The time period $T$ of the electron’s circular orbit is given as:

$\begin{aligned} & T=\dfrac{\text{Circumference}}{\text{velocity}} \\\ & T=\dfrac{2\pi r}{v} \\\ \end{aligned}$

The current $i$ due to the motion of the electron is the charge flowing through that time period,

$\begin{aligned} & i=\dfrac{\text{Charge}}{\text{time}} \\\ & i=\dfrac{-e}{\dfrac{2\pi r}{v}}=\dfrac{-ev}{2\pi r} \\\ \end{aligned}$

The current is generated in the opposite direction of the movement of the electron as the electron is a negatively charged particle.
The magnetic moment due to a current loop of current$i$ enclosing an area $A$ is given by:
$\mu =iA$
The magnetic moment of an electron:

$\begin{aligned} & \mu =\dfrac{\dfrac{-ev}{2\pi r}}{\pi {{r}^{2}}}=\dfrac{-ev}{2\pi r}\times \pi {{r}^{2}} \\\ & \mu =\dfrac{-evr}{2} \\\ \end{aligned}$

Let’s divide and multiply the above equation by the mass of the electron,
$\mu =\dfrac{-e\left( mvr \right)}{2m}$
We know that the angular momentum L of a particle is given by:
$L=mvr$
Or,
$L=\dfrac{\mu \times 2m}{-e}$
Or,
$\mu =\left( \dfrac{-e}{2m} \right)L$

We are given that the gyromagnetic ratio of an electron revolving in a circular orbit of hydrogen atom is $8.8\times {{10}^{10}}CK{{g}^{-1}}$ and we have to calculate the mass of revolving electron.
For a revolving electron, the magnitude of magnetic moment is given by,

$\mu =\dfrac{evr}{2}$
Where,
$e$ is the charge on an electron
$v$ is the velocity of revolving electron
$r$ is the radius of the circular orbit
Angular momentum associated with revolving electron is given by,
$L=mvr$

Where,
$m$ is the mass of electron
$v$ is the velocity of revolving electron
$r$ is the radius of circular orbit
Gyromagnetic ratio is expressed as the ratio of the magnetic moment of the particle to its angular momentum.
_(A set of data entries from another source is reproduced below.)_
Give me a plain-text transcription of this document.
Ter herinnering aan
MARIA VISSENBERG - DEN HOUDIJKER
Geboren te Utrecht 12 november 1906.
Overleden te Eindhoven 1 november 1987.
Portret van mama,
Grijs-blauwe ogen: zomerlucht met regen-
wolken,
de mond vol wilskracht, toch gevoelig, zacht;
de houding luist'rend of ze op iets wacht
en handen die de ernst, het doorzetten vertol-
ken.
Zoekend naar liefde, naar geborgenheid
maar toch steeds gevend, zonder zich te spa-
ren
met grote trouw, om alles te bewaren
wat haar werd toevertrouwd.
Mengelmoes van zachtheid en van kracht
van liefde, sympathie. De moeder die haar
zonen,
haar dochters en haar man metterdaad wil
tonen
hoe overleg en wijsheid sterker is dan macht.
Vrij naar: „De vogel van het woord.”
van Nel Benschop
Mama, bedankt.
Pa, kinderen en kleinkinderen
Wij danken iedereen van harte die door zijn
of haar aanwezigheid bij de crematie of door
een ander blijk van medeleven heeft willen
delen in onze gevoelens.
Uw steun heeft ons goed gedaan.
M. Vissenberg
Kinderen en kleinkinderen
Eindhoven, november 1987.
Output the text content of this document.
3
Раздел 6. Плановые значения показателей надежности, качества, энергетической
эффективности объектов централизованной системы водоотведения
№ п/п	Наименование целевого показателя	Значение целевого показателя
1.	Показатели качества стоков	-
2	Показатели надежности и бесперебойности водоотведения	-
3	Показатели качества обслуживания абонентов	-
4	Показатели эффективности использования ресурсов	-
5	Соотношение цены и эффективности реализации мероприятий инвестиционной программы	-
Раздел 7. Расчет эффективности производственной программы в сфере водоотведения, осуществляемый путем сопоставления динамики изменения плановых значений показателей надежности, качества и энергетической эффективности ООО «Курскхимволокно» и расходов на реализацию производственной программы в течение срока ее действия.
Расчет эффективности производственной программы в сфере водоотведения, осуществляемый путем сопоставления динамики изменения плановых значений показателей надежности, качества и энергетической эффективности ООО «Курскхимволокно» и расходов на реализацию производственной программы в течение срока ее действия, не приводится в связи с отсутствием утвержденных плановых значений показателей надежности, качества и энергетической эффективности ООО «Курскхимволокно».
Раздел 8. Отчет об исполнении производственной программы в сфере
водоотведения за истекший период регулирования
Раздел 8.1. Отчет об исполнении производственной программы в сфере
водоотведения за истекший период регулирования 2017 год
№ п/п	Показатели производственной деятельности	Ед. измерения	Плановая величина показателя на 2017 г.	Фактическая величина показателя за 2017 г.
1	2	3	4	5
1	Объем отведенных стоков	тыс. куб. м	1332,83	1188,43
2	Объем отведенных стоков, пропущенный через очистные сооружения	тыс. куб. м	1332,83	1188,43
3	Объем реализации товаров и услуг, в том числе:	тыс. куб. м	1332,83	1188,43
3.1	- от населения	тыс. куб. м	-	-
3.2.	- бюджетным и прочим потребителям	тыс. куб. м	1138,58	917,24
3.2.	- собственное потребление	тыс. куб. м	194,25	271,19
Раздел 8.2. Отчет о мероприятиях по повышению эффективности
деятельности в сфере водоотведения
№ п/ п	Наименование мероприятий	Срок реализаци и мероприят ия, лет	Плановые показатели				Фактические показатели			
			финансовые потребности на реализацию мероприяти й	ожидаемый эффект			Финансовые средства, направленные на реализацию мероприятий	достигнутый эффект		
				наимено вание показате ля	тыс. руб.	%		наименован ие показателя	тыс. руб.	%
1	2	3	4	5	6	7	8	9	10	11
It is symbolized by $\gamma$.
$\gamma =\dfrac{\mu }{L}$
For revolving electron,
$\gamma =\dfrac{\dfrac{evr}{2}}{mvr}=\dfrac{e}{2m}$

Given,
$\begin{aligned} & \gamma =8.8\times {{10}^{10}}CK{{g}^{-1}} \\\ & e=1.6\times {{10}^{-19}}C \\\ \end{aligned}$

Putting the above values in$\gamma =\dfrac{e}{2m}$
We get,

$\begin{aligned} & 8.8\times {{10}^{10}}=\dfrac{1.6\times {{10}^{-19}}}{2m} \\\ & m=\dfrac{1.6\times {{10}^{-19}}}{2\times 8.8\times {{10}^{10}}} \\\ & m=\dfrac{1}{11}\times {{10}^{-29}}Kg \\\ \end{aligned}$

The mass of the revolving electron is $\dfrac{1}{11}\times {{10}^{-29}}Kg$
Hence, the correct option is D.

Note:
Students should remember that the electric current has a direction opposite to the direction of the flow of electrons. While calculating the magnetic moment of an electron, the magnetic moment vector is taken in direction opposite to the direction of path of revolving electron since electron carries a negative charge. While calculating the gyromagnetic ratio, we can take the magnitude of the magnetic moment and angular momentum of the electron.